Thursday 12 December 2013

How much Knowledge Management can you outsource?

Outsource to Detroit You have a successful Knowledge Management program under way. All is going well, but you are under increasing pressure with requests from the business, and you don't have enough resources to respond to the demand.

You think "I must be able to outsource some of this work". But how much can you safely outsource, and what are the elements you need to keep in-house?

Read on, and find out!

You can’t outsource ownership of the knowledge management strategy. Although it a very good idea to get an  experienced Knowledge Management consulting company to help you to draft a strategy, the strategy needs to be owned and delivered from within your own company.

You can’t outsource delivery of knowledge management implementation. Although it is a very good idea to get a good experienced Knowledge Management consulting company to help you with implementation, the implementation project needs to be led and delivered from within the company.

You can’t outsource leadership of the communities of practice. The CoPs own your critical organisational knowledge, and this needs to be owned internally.

You can’t outsource knowledge ownership. The practice owners, the knowledge stewards, the subject matter experts, all need to come from within the company. If you start outsourcing knowledge ownership, then you have really outsourced that particular capability. And that’s fine; companies outsource things like financial management or catering, but you are outsourcing the entire capability and not just management for knowledge capability.

You can’t outsource the ownership of content. The content owners need to come from within the organization, although you can bring in an experienced KM consultancy to help create some of the content in the first place.

You can’t outsource the application of the knowledge. Applying knowledge is done by your teams, your departments and your individuals.



You can outsource knowledge capture services, such as the capture of lessons learned from projects. This is an intermittent activity, and can sometimes be a high volume activity and sometimes not very much is going on, which makes it hard to resource internally. Knowledge capture requires specific skills, and you may not have a readily available pool of people with those skills in your organisation. This is an ideal service to outsource, and knowledge capture is a service we already provide to many clients.

You can outsource knowledge retention services, such as retention interviewing and the creation of knowledge assets from retiring staff. Like the example above, this is a specialized task requiring specialised skills, but one which is intermittent. Many companies outsource this service - Shell outsourced much of their ROCK interviewing for example. If you have a sudden workload of retention work, then look to outsource the service.

You can outsource the facilitation of knowledge management processes, such as peer assist, knowledge exchange, or community of practice launch.

You can outsource the administration of the online library or the online knowledge base. Shell, for example, outsource much of the administration work related to their Wikis, such as building cross-links between articles.
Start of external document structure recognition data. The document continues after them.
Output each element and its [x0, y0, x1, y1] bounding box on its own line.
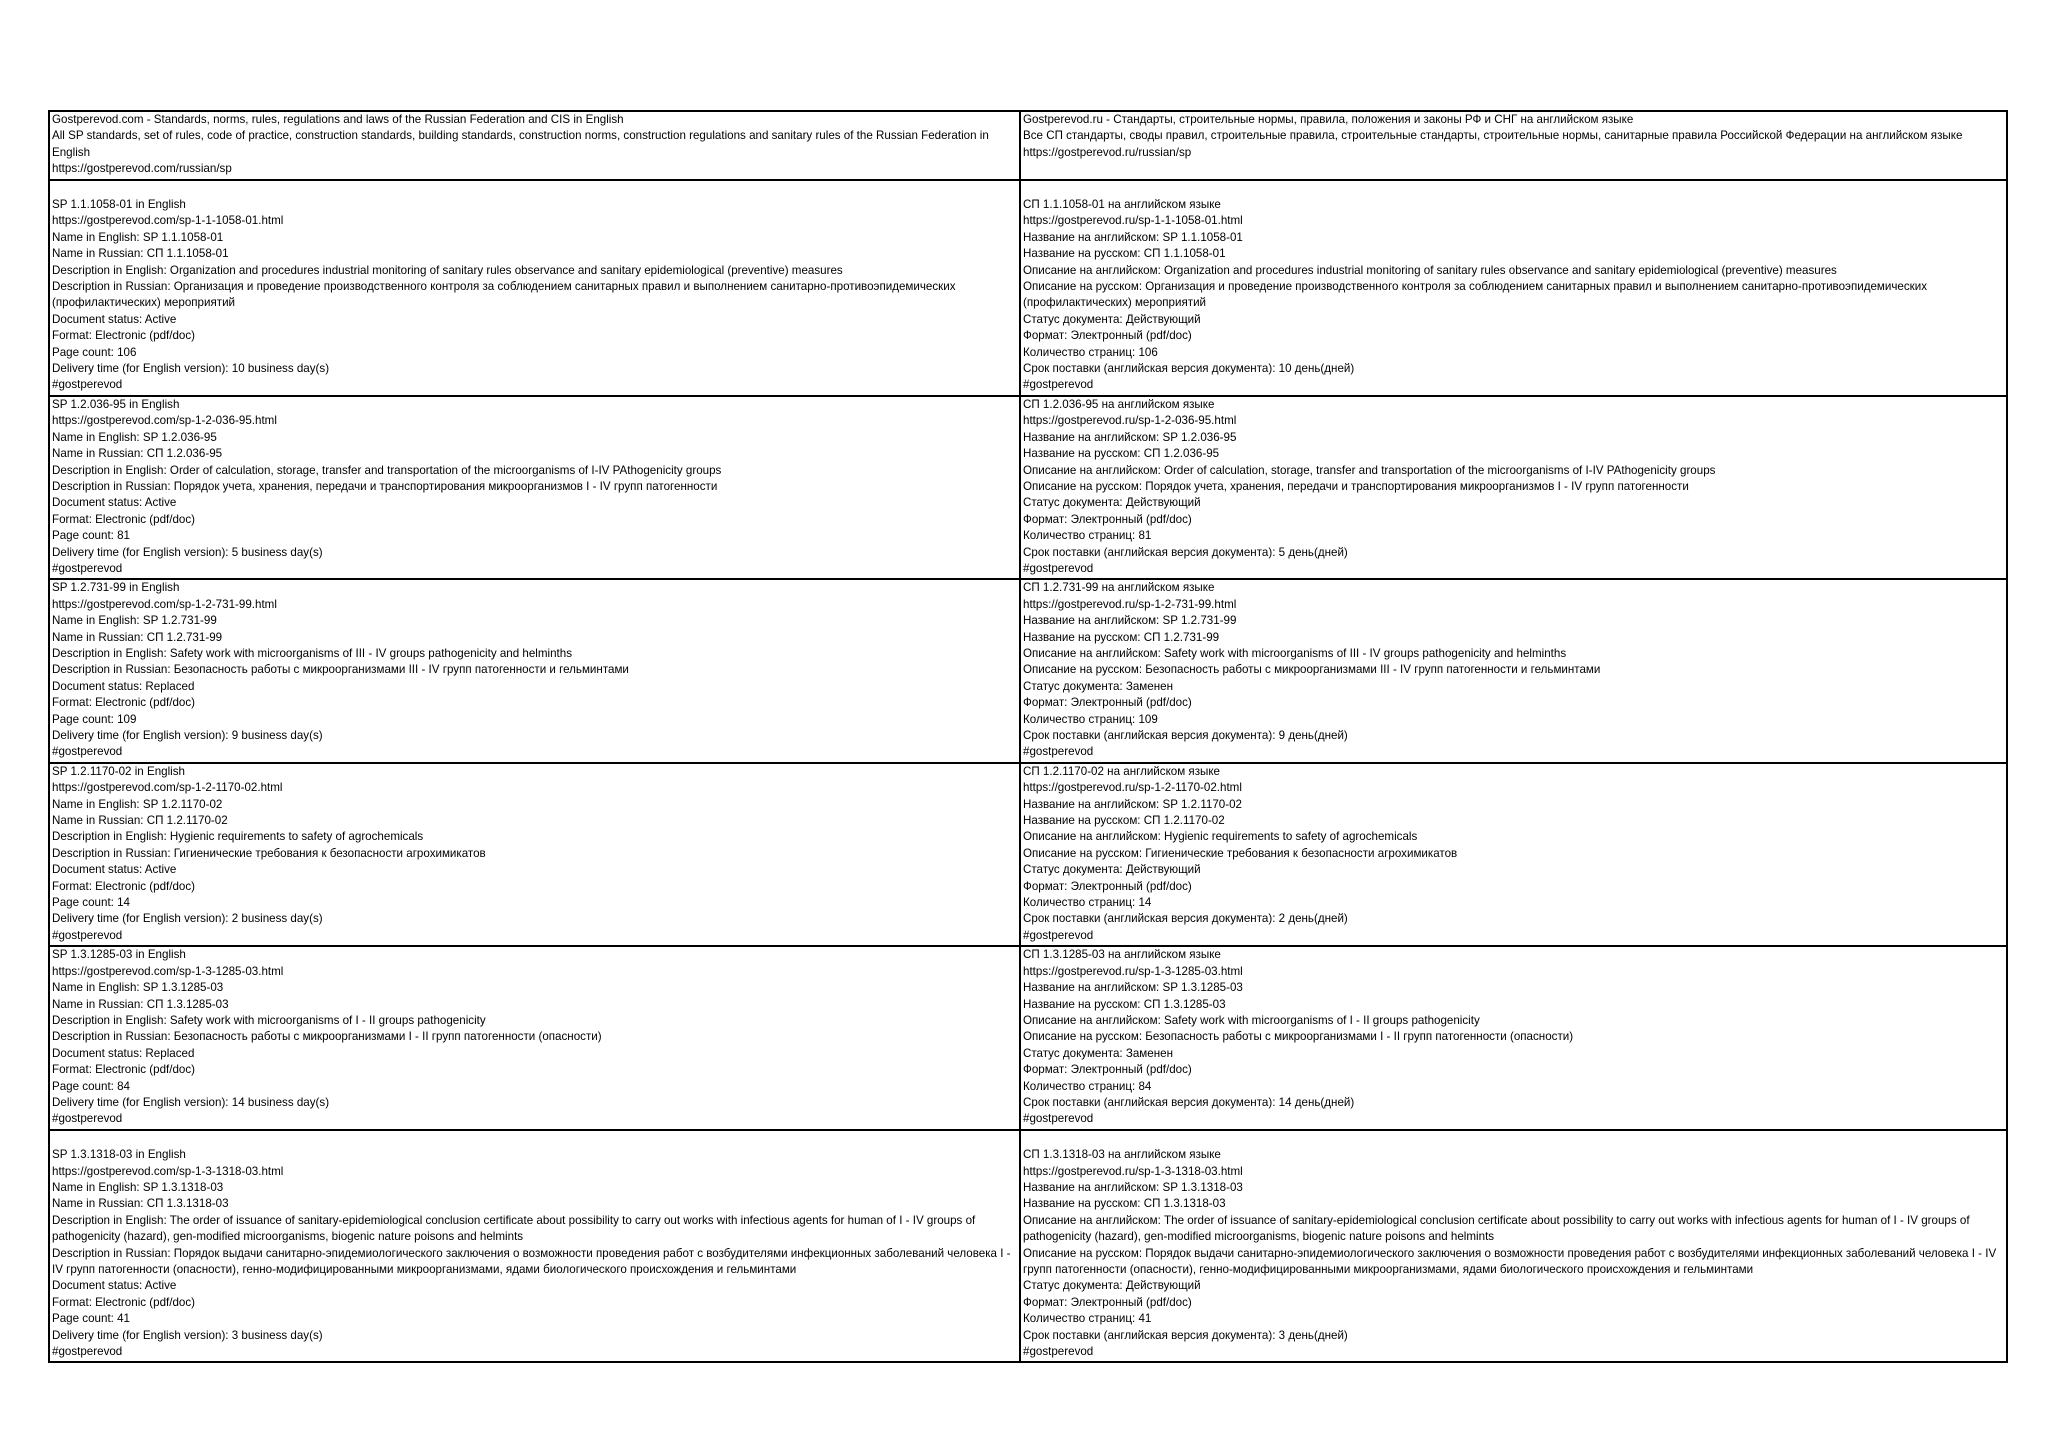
- record-link[interactable]: https://gostperevod.com/sp-1-1-1058-01.html: [52, 214, 284, 228]
- description-in-english: Описание на английском: Safety work with microorganisms of III - IV groups pathogenicity and helminths: [1023, 646, 1567, 660]
- description-in-russian: Описание на русском: Порядок выдачи санитарно-эпидемиологического заключения о возможности проведения работ с возбудителями инфекционных заболеваний человека I - IV групп патогенности (опасности), генно-модифицированными микроорганизмами, ядами биологического происхождения и гельминтами: [1023, 1246, 1997, 1276]
- record-title: SP 1.3.1318-03 in English: [52, 1148, 186, 1162]
- page-count: Page count: 106: [52, 345, 137, 359]
- name-in-english: Название на английском: SP 1.2.036-95: [1023, 430, 1237, 444]
- page-count: Page count: 41: [52, 1312, 130, 1326]
- page-count: Количество страниц: 41: [1023, 1312, 1152, 1326]
- document-format: Формат: Электронный (pdf/doc): [1023, 329, 1192, 343]
- record-cell-ru: [1020, 763, 2007, 946]
- name-in-russian: Название на русском: СП 1.2.036-95: [1023, 447, 1220, 461]
- document-status: Статус документа: Действующий: [1023, 312, 1201, 326]
- hashtag[interactable]: #gostperevod: [1023, 745, 1094, 759]
- description-in-english: Описание на английском: Safety work with microorganisms of I - II groups pathogenicity: [1023, 1013, 1480, 1027]
- description-in-english: Description in English: The order of issuance of sanitary-epidemiological conclusion certificate about possibility to carry out works with infectious agents for human of I - IV groups of pathogenicity (hazard), gen-modified microorganisms, biogenic nature poisons and helmints: [52, 1213, 976, 1244]
- description-in-russian: Description in Russian: Гигиенические требования к безопасности агрохимикатов: [52, 846, 486, 860]
- document-status: Document status: Replaced: [52, 1046, 195, 1060]
- description-in-russian: Description in Russian: Порядок учета, хранения, передачи и транспортирования микроорганизмов I - IV групп патогенности: [52, 479, 718, 493]
- page-count: Page count: 84: [52, 1079, 130, 1093]
- description-in-russian: Description in Russian: Безопасность работы с микроорганизмами I - II групп патогенности (опасности): [52, 1030, 602, 1044]
- hashtag[interactable]: #gostperevod: [52, 1345, 123, 1359]
- description-in-russian: Описание на русском: Порядок учета, хранения, передачи и транспортирования микроорганизмов I - IV групп патогенности: [1023, 479, 1689, 493]
- record-title: SP 1.2.036-95 in English: [52, 397, 180, 411]
- header-cell-ru: [1020, 111, 2007, 180]
- document-format: Формат: Электронный (pdf/doc): [1023, 512, 1192, 526]
- hashtag[interactable]: #gostperevod: [52, 745, 123, 759]
- site-link[interactable]: https://gostperevod.ru/russian/sp: [1023, 145, 1192, 159]
- description-in-russian: Описание на русском: Гигиенические требования к безопасности агрохимикатов: [1023, 846, 1458, 860]
- page-count: Количество страниц: 14: [1023, 896, 1152, 910]
- table-row: [49, 396, 2007, 579]
- document-format: Format: Electronic (pdf/doc): [52, 329, 196, 343]
- name-in-russian: Название на русском: СП 1.3.1285-03: [1023, 997, 1226, 1011]
- document-format: Формат: Электронный (pdf/doc): [1023, 1063, 1192, 1077]
- record-cell-ru: [1020, 946, 2007, 1129]
- record-link[interactable]: https://gostperevod.com/sp-1-2-036-95.html: [52, 414, 277, 428]
- record-title: СП 1.3.1285-03 на английском языке: [1023, 948, 1221, 962]
- hashtag[interactable]: #gostperevod: [1023, 378, 1094, 392]
- name-in-russian: Название на русском: СП 1.2.731-99: [1023, 630, 1220, 644]
- hashtag[interactable]: #gostperevod: [52, 561, 123, 575]
- record-cell-ru: [1020, 579, 2007, 762]
- page-count: Page count: 109: [52, 712, 137, 726]
- record-cell-en: [49, 763, 1020, 946]
- header-cell-en: [49, 111, 1020, 180]
- description-in-english: Description in English: Hygienic requirements to safety of agrochemicals: [52, 830, 424, 844]
- record-link[interactable]: https://gostperevod.ru/sp-1-1-1058-01.html: [1023, 214, 1243, 228]
- record-cell-en: [49, 180, 1020, 396]
- name-in-english: Name in English: SP 1.3.1285-03: [52, 981, 224, 995]
- delivery-time: Delivery time (for English version): 9 business day(s): [52, 729, 323, 743]
- document-format: Формат: Электронный (pdf/doc): [1023, 1295, 1192, 1309]
- name-in-english: Name in English: SP 1.2.1170-02: [52, 797, 223, 811]
- description-in-russian: Описание на русском: Безопасность работы с микроорганизмами I - II групп патогенности (опасности): [1023, 1030, 1574, 1044]
- page-count: Количество страниц: 84: [1023, 1079, 1152, 1093]
- document-status: Document status: Active: [52, 1279, 177, 1293]
- description-in-russian: Описание на русском: Безопасность работы с микроорганизмами III - IV групп патогенности и гельминтами: [1023, 663, 1601, 677]
- document-status: Document status: Replaced: [52, 679, 195, 693]
- delivery-time: Delivery time (for English version): 10 business day(s): [52, 362, 330, 376]
- description-in-russian: Description in Russian: Порядок выдачи санитарно-эпидемиологического заключения о возможности проведения работ с возбудителями инфекционных заболеваний человека I - IV групп патогенности (опасности), генно-модифицированными микроорганизмами, ядами биологического происхождения и гельминтами: [52, 1246, 1011, 1276]
- record-title: SP 1.2.731-99 in English: [52, 581, 180, 595]
- name-in-russian: Name in Russian: СП 1.1.1058-01: [52, 247, 229, 261]
- description-in-russian: Description in Russian: Безопасность работы с микроорганизмами III - IV групп патогенности и гельминтами: [52, 663, 629, 677]
- name-in-english: Название на английском: SP 1.2.731-99: [1023, 614, 1237, 628]
- page-count: Количество страниц: 109: [1023, 712, 1158, 726]
- record-title: СП 1.3.1318-03 на английском языке: [1023, 1148, 1221, 1162]
- hashtag[interactable]: #gostperevod: [1023, 1345, 1094, 1359]
- record-link[interactable]: https://gostperevod.ru/sp-1-2-036-95.html: [1023, 414, 1237, 428]
- document-format: Формат: Электронный (pdf/doc): [1023, 696, 1192, 710]
- document-format: Format: Electronic (pdf/doc): [52, 696, 196, 710]
- delivery-time: Срок поставки (английская версия документа): 14 день(дней): [1023, 1095, 1355, 1109]
- record-cell-ru: [1020, 180, 2007, 396]
- document-status: Document status: Active: [52, 312, 177, 326]
- table-row: [49, 579, 2007, 762]
- record-cell-ru: [1020, 1130, 2007, 1363]
- delivery-time: Срок поставки (английская версия документа): 3 день(дней): [1023, 1328, 1348, 1342]
- table-row: [49, 946, 2007, 1129]
- hashtag[interactable]: #gostperevod: [1023, 1112, 1094, 1126]
- hashtag[interactable]: #gostperevod: [52, 378, 123, 392]
- record-link[interactable]: https://gostperevod.ru/sp-1-3-1285-03.html: [1023, 964, 1243, 978]
- document-format: Format: Electronic (pdf/doc): [52, 512, 196, 526]
- description-in-english: Описание на английском: Order of calculation, storage, transfer and transportation of the microorganisms of I-IV PAthogenicity groups: [1023, 463, 1716, 477]
- name-in-english: Name in English: SP 1.3.1318-03: [52, 1180, 224, 1194]
- record-link[interactable]: https://gostperevod.ru/sp-1-2-731-99.html: [1023, 597, 1237, 611]
- spacer: [1023, 1131, 2004, 1147]
- description-in-english: Description in English: Order of calculation, storage, transfer and transportation of the microorganisms of I-IV PAthogenicity groups: [52, 463, 722, 477]
- description-in-russian: Description in Russian: Организация и проведение производственного контроля за соблюдением санитарных правил и выполнением санитарно-противоэпидемических (профилактических) мероприятий: [52, 280, 956, 310]
- document-status: Статус документа: Заменен: [1023, 1046, 1173, 1060]
- document-table: [48, 110, 2008, 1363]
- site-link[interactable]: https://gostperevod.com/russian/sp: [52, 162, 232, 176]
- document-status: Document status: Active: [52, 863, 177, 877]
- name-in-english: Name in English: SP 1.2.731-99: [52, 614, 217, 628]
- record-title: SP 1.1.1058-01 in English: [52, 198, 186, 212]
- document-format: Format: Electronic (pdf/doc): [52, 1295, 196, 1309]
- name-in-english: Название на английском: SP 1.2.1170-02: [1023, 797, 1243, 811]
- page-count: Количество страниц: 81: [1023, 529, 1152, 543]
- record-title: СП 1.2.731-99 на английском языке: [1023, 581, 1215, 595]
- document-status: Статус документа: Действующий: [1023, 863, 1201, 877]
- name-in-russian: Название на русском: СП 1.2.1170-02: [1023, 814, 1225, 828]
- name-in-english: Name in English: SP 1.2.036-95: [52, 430, 217, 444]
- site-title: Gostperevod.com - Standards, norms, rules, regulations and laws of the Russian Federation and CIS in English: [52, 113, 624, 126]
- record-cell-en: [49, 396, 1020, 579]
- record-title: СП 1.2.036-95 на английском языке: [1023, 397, 1215, 411]
- description-in-russian: Описание на русском: Организация и проведение производственного контроля за соблюдением санитарных правил и выполнением санитарно-противоэпидемических (профилактических) мероприятий: [1023, 280, 1927, 310]
- delivery-time: Delivery time (for English version): 5 business day(s): [52, 545, 323, 559]
- site-description: Все СП стандарты, своды правил, строительные правила, строительные стандарты, строительные нормы, санитарные правила Российской Федерации на английском языке: [1023, 129, 1963, 143]
- table-row-header: [49, 111, 2007, 180]
- description-in-english: Description in English: Safety work with microorganisms of III - IV groups pathogenicity and helminths: [52, 646, 573, 660]
- spacer: [52, 1131, 1017, 1147]
- hashtag[interactable]: #gostperevod: [1023, 561, 1094, 575]
- record-cell-ru: [1020, 396, 2007, 579]
- name-in-russian: Название на русском: СП 1.3.1318-03: [1023, 1197, 1226, 1211]
- record-cell-en: [49, 1130, 1020, 1363]
- page-count: Page count: 81: [52, 529, 130, 543]
- delivery-time: Срок поставки (английская версия документа): 5 день(дней): [1023, 545, 1348, 559]
- page-count: Page count: 14: [52, 896, 130, 910]
- delivery-time: Delivery time (for English version): 14 business day(s): [52, 1095, 330, 1109]
- record-cell-en: [49, 579, 1020, 762]
- delivery-time: Срок поставки (английская версия документа): 2 день(дней): [1023, 912, 1348, 926]
- page-count: Количество страниц: 106: [1023, 345, 1158, 359]
- spacer: [52, 181, 1017, 197]
- site-description: All SP standards, set of rules, code of practice, construction standards, building standards, construction norms, construction regulations and sanitary rules of the Russian Federation in English: [52, 129, 989, 159]
- table-row: [49, 1130, 2007, 1363]
- document-status: Статус документа: Заменен: [1023, 679, 1173, 693]
- description-in-english: Описание на английском: The order of issuance of sanitary-epidemiological conclusion certificate about possibility to carry out works with infectious agents for human of I - IV groups of pathogenicity (hazard), gen-modified microorganisms, biogenic nature poisons and helmints: [1023, 1213, 1970, 1244]
- description-in-english: Описание на английском: Hygienic requirements to safety of agrochemicals: [1023, 830, 1418, 844]
- record-cell-en: [49, 946, 1020, 1129]
- record-title: СП 1.2.1170-02 на английском языке: [1023, 764, 1221, 778]
- record-link[interactable]: https://gostperevod.com/sp-1-2-1170-02.html: [52, 781, 283, 795]
- record-title: СП 1.1.1058-01 на английском языке: [1023, 198, 1221, 212]
- hashtag[interactable]: #gostperevod: [1023, 928, 1094, 942]
- document-status: Document status: Active: [52, 496, 177, 510]
- name-in-english: Name in English: SP 1.1.1058-01: [52, 230, 224, 244]
- description-in-english: Description in English: Safety work with microorganisms of I - II groups pathogenicity: [52, 1013, 486, 1027]
- name-in-russian: Name in Russian: СП 1.2.036-95: [52, 447, 223, 461]
- name-in-russian: Название на русском: СП 1.1.1058-01: [1023, 247, 1226, 261]
- delivery-time: Срок поставки (английская версия документа): 9 день(дней): [1023, 729, 1348, 743]
- record-link[interactable]: https://gostperevod.com/sp-1-3-1285-03.html: [52, 964, 284, 978]
- hashtag[interactable]: #gostperevod: [52, 1112, 123, 1126]
- record-link[interactable]: https://gostperevod.com/sp-1-2-731-99.html: [52, 597, 277, 611]
- document-format: Format: Electronic (pdf/doc): [52, 879, 196, 893]
- description-in-english: Description in English: Organization and procedures industrial monitoring of sanitary rules observance and sanitary epidemiological (preventive) measures: [52, 263, 843, 277]
- record-title: SP 1.2.1170-02 in English: [52, 764, 185, 778]
- delivery-time: Delivery time (for English version): 3 business day(s): [52, 1328, 323, 1342]
- record-link[interactable]: https://gostperevod.ru/sp-1-2-1170-02.html: [1023, 781, 1242, 795]
- table-row: [49, 763, 2007, 946]
- name-in-russian: Name in Russian: СП 1.2.1170-02: [52, 814, 228, 828]
- name-in-russian: Name in Russian: СП 1.2.731-99: [52, 630, 223, 644]
- document-format: Формат: Электронный (pdf/doc): [1023, 879, 1192, 893]
- name-in-english: Название на английском: SP 1.3.1318-03: [1023, 1180, 1243, 1194]
- record-link[interactable]: https://gostperevod.com/sp-1-3-1318-03.html: [52, 1164, 284, 1178]
- delivery-time: Срок поставки (английская версия документа): 10 день(дней): [1023, 362, 1355, 376]
- name-in-english: Название на английском: SP 1.1.1058-01: [1023, 230, 1243, 244]
- document-format: Format: Electronic (pdf/doc): [52, 1063, 196, 1077]
- description-in-english: Описание на английском: Organization and procedures industrial monitoring of sanitary rules observance and sanitary epidemiological (preventive) measures: [1023, 263, 1837, 277]
- delivery-time: Delivery time (for English version): 2 business day(s): [52, 912, 323, 926]
- record-link[interactable]: https://gostperevod.ru/sp-1-3-1318-03.html: [1023, 1164, 1243, 1178]
- hashtag[interactable]: #gostperevod: [52, 928, 123, 942]
- site-title: Gostperevod.ru - Стандарты, строительные нормы, правила, положения и законы РФ и СНГ на английском языке: [1023, 113, 1634, 126]
- record-title: SP 1.3.1285-03 in English: [52, 948, 186, 962]
- table-row: [49, 180, 2007, 396]
- document-status: Статус документа: Действующий: [1023, 1279, 1201, 1293]
- name-in-russian: Name in Russian: СП 1.3.1318-03: [52, 1197, 229, 1211]
- name-in-russian: Name in Russian: СП 1.3.1285-03: [52, 997, 229, 1011]
- document-status: Статус документа: Действующий: [1023, 496, 1201, 510]
- name-in-english: Название на английском: SP 1.3.1285-03: [1023, 981, 1243, 995]
- spacer: [1023, 181, 2004, 197]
You can outsource lessons management, and the administration of your lesson management system. You can bring in people to do the day to day work of quality control of lessons, tracking lessons and actions, following up on actions, and gathering and reporting metrics; also the work of lessons analysis.

You can outsource audit of your knowledge management framework and application. You can bring in an external objective company on a regular basis to check the health of your knowledge management program, and to audit the degree of management of your knowledge assets.

You can outsource provision and maintenance of some of your knowledge management technologies. Technologies such as lessons management systems for collaboration tools can be provided from the client, rather than having to be hosted and maintained from within the organization.

So there are many things you need to do yourself, in-house, but there are a number of specialist services where it makes sense to set up a call-off contract, so you can respond to requests by pulling on a pool of external specialist resource.

1 comment:

Sangeet said...

Thanks Nick. This is good and precisely my thoughts. I will be sharing it on LinkedIn.